Abstract: SA-PO001
Computational Segmentation of Glomeruli to Align Histomorphology With Spatial Transcriptomic Signature
Session Information
- Bioengineering
November 05, 2022 | Location: Exhibit Hall, Orange County Convention Center‚ West Building
Abstract Time: 10:00 AM - 12:00 PM
Category: Bioengineering
- 300 Bioengineering
Authors
- Ginley, Brandon, University at Buffalo, Buffalo, New York, United States
- Melo ferreira, Ricardo, Indiana University, Bloomington, Indiana, United States
- Balis, Ulysses G. J., University of Michigan Michigan Medicine, Ann Arbor, Michigan, United States
- Jain, Sanjay, Washington University in St Louis, St Louis, Missouri, United States
- Tomaszewski, John E., University at Buffalo, Buffalo, New York, United States
- El-Achkar, Tarek M., Indiana University, Bloomington, Indiana, United States
- Eadon, Michael T., Indiana University, Bloomington, Indiana, United States
- Sarder, Pinaki, University at Buffalo, Buffalo, New York, United States
Group or Team Name
- Kidney Precision Medicine Project
Background
Glomerular histomorphology establishes kidney disease diagnosis and prognosis.
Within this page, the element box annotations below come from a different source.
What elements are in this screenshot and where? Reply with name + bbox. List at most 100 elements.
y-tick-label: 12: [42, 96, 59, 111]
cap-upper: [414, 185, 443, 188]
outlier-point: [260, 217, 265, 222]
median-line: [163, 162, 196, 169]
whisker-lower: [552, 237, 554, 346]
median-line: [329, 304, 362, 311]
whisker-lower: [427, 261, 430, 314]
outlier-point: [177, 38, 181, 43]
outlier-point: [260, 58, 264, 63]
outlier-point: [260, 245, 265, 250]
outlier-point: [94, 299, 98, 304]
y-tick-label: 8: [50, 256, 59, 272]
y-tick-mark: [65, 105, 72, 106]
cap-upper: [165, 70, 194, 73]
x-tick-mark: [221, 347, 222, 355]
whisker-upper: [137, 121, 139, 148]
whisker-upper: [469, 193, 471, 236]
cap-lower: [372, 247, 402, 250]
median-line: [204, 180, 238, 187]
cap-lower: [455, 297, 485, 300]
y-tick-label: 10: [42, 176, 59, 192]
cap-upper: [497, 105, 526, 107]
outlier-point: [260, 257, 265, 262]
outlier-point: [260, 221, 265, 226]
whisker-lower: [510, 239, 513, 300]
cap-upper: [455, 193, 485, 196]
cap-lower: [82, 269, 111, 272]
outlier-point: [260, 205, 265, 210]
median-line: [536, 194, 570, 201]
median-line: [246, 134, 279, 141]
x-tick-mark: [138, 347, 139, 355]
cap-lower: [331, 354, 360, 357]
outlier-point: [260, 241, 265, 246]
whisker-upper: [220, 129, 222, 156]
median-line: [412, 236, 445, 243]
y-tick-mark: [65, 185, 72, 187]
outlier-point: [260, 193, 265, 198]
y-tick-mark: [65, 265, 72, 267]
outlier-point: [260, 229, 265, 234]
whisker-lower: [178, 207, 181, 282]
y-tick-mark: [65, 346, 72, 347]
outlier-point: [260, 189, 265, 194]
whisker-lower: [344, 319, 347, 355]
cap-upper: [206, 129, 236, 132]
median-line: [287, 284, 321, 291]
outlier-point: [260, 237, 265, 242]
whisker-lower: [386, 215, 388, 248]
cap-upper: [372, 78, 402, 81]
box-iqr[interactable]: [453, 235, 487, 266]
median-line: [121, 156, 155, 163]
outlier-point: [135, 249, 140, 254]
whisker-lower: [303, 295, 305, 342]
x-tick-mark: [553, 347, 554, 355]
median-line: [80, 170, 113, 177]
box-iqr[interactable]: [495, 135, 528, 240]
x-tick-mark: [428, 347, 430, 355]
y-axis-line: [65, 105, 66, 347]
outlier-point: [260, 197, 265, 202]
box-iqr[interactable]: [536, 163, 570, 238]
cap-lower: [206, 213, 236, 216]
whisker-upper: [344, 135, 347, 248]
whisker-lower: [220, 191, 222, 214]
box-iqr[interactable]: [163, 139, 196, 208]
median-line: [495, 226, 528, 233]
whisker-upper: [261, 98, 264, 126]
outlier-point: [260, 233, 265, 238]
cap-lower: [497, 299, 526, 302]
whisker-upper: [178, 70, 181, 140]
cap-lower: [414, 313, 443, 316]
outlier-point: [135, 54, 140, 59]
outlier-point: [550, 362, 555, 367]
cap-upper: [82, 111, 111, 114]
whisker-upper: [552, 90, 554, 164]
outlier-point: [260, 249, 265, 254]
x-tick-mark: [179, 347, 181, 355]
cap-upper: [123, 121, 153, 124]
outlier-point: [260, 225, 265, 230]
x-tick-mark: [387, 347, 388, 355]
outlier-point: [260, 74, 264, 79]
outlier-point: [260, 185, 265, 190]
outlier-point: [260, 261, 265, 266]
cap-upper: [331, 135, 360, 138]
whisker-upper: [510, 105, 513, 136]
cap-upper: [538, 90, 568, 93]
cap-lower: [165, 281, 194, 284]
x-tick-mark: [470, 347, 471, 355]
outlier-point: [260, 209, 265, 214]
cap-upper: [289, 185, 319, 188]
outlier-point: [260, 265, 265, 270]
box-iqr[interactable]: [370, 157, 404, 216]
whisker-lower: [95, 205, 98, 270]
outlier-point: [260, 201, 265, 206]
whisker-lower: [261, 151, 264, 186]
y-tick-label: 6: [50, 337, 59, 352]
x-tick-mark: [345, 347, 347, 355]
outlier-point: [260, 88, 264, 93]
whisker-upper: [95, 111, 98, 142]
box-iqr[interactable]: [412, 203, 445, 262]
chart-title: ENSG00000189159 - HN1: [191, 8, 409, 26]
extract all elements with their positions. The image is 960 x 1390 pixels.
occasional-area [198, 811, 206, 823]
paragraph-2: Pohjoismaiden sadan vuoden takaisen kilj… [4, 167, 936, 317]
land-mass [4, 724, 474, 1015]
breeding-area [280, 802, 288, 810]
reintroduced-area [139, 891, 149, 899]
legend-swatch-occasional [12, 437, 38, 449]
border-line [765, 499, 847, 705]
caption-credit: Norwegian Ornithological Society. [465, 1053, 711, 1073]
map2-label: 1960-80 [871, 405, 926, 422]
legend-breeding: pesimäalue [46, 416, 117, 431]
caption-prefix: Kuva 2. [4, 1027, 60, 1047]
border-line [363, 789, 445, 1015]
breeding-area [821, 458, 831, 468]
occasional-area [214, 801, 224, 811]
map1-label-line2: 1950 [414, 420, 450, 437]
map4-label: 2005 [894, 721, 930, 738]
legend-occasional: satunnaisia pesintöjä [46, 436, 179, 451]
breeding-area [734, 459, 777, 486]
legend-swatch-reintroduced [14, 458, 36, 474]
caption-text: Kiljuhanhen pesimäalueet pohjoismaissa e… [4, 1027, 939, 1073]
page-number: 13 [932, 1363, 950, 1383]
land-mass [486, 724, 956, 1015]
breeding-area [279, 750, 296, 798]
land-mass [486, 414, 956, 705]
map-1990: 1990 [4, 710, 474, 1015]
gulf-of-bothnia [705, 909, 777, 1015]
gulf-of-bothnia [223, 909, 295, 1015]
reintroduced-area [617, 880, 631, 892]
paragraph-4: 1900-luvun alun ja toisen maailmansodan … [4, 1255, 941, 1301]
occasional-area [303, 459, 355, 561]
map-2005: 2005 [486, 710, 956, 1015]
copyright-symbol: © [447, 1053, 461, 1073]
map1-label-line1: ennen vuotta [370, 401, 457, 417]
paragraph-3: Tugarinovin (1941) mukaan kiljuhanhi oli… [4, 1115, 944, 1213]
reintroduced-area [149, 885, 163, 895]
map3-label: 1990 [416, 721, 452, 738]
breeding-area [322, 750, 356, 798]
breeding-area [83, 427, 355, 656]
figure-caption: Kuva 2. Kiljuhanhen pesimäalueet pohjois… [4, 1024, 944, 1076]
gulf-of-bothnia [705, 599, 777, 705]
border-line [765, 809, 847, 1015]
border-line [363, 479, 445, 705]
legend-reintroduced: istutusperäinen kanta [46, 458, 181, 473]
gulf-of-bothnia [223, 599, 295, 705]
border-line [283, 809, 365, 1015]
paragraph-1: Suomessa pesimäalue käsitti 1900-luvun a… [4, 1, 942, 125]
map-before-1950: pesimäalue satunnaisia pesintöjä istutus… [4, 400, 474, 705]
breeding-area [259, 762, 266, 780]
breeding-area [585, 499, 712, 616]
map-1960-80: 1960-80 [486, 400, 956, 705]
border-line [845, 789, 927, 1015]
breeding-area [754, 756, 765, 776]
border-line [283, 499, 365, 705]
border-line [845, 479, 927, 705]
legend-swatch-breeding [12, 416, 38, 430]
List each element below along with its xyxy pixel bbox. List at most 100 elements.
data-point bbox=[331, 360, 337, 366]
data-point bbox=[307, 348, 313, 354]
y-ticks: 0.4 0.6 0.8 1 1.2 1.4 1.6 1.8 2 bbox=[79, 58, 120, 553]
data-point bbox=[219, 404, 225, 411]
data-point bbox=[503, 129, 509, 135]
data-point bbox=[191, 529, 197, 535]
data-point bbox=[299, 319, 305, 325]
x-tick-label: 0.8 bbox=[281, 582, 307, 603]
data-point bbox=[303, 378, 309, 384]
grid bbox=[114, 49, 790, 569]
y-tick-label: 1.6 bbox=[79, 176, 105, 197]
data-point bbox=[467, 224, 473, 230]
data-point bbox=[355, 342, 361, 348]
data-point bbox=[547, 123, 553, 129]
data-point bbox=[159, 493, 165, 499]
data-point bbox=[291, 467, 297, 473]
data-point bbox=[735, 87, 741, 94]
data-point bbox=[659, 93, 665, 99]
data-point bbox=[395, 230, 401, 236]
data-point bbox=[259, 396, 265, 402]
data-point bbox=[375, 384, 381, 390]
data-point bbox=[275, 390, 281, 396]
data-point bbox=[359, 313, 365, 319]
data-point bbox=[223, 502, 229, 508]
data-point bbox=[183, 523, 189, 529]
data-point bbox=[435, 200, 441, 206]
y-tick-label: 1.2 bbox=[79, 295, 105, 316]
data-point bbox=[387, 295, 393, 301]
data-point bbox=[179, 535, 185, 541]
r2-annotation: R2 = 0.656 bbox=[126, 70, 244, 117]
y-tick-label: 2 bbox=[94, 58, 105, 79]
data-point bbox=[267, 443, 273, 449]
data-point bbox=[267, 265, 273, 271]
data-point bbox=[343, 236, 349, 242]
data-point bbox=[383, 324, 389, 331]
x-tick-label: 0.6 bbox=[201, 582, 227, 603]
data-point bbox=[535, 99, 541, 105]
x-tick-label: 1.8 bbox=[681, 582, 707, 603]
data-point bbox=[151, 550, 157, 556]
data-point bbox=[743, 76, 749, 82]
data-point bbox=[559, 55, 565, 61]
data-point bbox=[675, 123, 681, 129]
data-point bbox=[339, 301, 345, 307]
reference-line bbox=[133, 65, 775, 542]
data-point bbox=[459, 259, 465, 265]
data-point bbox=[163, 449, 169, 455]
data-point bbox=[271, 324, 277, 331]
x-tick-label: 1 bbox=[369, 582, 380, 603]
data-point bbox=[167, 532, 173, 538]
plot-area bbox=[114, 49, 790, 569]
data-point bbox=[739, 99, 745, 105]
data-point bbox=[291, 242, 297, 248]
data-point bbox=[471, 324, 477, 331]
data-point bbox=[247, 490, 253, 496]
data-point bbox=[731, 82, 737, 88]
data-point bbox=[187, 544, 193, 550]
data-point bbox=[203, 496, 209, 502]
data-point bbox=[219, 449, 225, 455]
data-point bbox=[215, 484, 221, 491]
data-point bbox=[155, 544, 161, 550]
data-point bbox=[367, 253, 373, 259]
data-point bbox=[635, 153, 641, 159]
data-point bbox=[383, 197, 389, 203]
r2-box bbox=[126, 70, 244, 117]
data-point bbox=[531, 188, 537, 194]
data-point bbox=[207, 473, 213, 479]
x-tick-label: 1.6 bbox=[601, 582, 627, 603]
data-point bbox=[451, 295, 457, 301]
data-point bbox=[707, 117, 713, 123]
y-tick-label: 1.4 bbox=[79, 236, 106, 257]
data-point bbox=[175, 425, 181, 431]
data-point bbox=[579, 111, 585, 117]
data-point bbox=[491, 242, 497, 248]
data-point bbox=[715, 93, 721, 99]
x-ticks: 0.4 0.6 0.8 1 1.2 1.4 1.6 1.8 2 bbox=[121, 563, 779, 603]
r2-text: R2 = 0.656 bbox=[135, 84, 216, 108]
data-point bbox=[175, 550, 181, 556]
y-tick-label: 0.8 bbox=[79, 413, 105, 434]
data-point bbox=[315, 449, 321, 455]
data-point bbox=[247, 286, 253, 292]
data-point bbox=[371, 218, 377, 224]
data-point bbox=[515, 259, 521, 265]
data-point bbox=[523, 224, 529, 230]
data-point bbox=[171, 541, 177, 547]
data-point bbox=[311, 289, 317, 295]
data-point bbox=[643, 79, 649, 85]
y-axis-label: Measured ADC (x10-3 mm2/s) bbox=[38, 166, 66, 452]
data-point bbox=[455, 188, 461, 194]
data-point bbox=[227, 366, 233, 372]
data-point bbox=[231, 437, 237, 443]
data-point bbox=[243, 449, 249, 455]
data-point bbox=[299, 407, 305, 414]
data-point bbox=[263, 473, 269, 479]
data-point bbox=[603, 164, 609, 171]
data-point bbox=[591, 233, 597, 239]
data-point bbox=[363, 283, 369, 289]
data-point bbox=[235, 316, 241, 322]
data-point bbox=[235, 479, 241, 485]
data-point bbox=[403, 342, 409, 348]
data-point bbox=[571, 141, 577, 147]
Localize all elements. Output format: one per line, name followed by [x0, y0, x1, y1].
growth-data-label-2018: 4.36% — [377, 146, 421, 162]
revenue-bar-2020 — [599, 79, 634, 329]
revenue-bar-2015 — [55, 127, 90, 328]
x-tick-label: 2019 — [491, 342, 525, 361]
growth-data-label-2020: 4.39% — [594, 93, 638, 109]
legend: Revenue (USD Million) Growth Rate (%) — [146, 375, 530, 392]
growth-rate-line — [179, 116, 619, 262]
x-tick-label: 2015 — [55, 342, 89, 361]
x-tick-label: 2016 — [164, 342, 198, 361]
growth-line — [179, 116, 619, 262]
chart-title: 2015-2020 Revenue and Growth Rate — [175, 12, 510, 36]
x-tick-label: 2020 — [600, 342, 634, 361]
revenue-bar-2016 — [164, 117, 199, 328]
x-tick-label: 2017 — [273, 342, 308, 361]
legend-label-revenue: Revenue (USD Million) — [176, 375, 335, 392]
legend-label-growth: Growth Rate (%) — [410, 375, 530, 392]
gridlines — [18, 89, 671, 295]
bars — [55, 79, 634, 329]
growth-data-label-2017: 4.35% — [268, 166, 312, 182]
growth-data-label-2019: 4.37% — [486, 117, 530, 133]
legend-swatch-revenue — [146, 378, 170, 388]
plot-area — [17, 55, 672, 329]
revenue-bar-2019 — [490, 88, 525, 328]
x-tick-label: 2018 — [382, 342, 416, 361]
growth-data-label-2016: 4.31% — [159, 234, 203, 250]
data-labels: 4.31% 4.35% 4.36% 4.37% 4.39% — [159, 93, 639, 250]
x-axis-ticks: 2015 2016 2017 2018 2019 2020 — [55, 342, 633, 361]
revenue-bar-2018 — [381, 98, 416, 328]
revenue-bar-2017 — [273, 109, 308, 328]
Spatial transcriptomics facilitates spatial resolution of molecular signatures superimposed upon histology. We trained a machine learning (ML) method to automatically segment glomeruli and quantify pixel level image features to align with spatial transcriptomics (ST) performed on the same section.
Methods
Brightfield histology images of 17 kidney disease biopsies and 3 reference kidney sections were used for training a deep learning model for glomerular segmentation. We used 3 additional reference images for testing. Unsupervised clustering of ML features was performed across all glomeruli using Seurat. Transcriptomic signatures of 10X Visium ST spots were deconvoluted with Seurat 3.2.3 transfer scores using the kidney precision medicine project (KPMP) snRNA-seq atlas as reference. Association between cell type composition and ML classification was assessed.
Results
The ML glomerular segmentation achieved sensitivity/specificity/precision 0.88/1.0/0.97. The glomeruli were classified into 3 clusters; with cluster one statistically associated with increases in degenerative podocyte; and a second cluster with a glomerular capillary signature (p <0.033).
Conclusion
Our pipeline will serve as a framework to map molecular to histomorphologic data over large areas captured from large sample libraries, and will aide in the development of kidney precision medicine.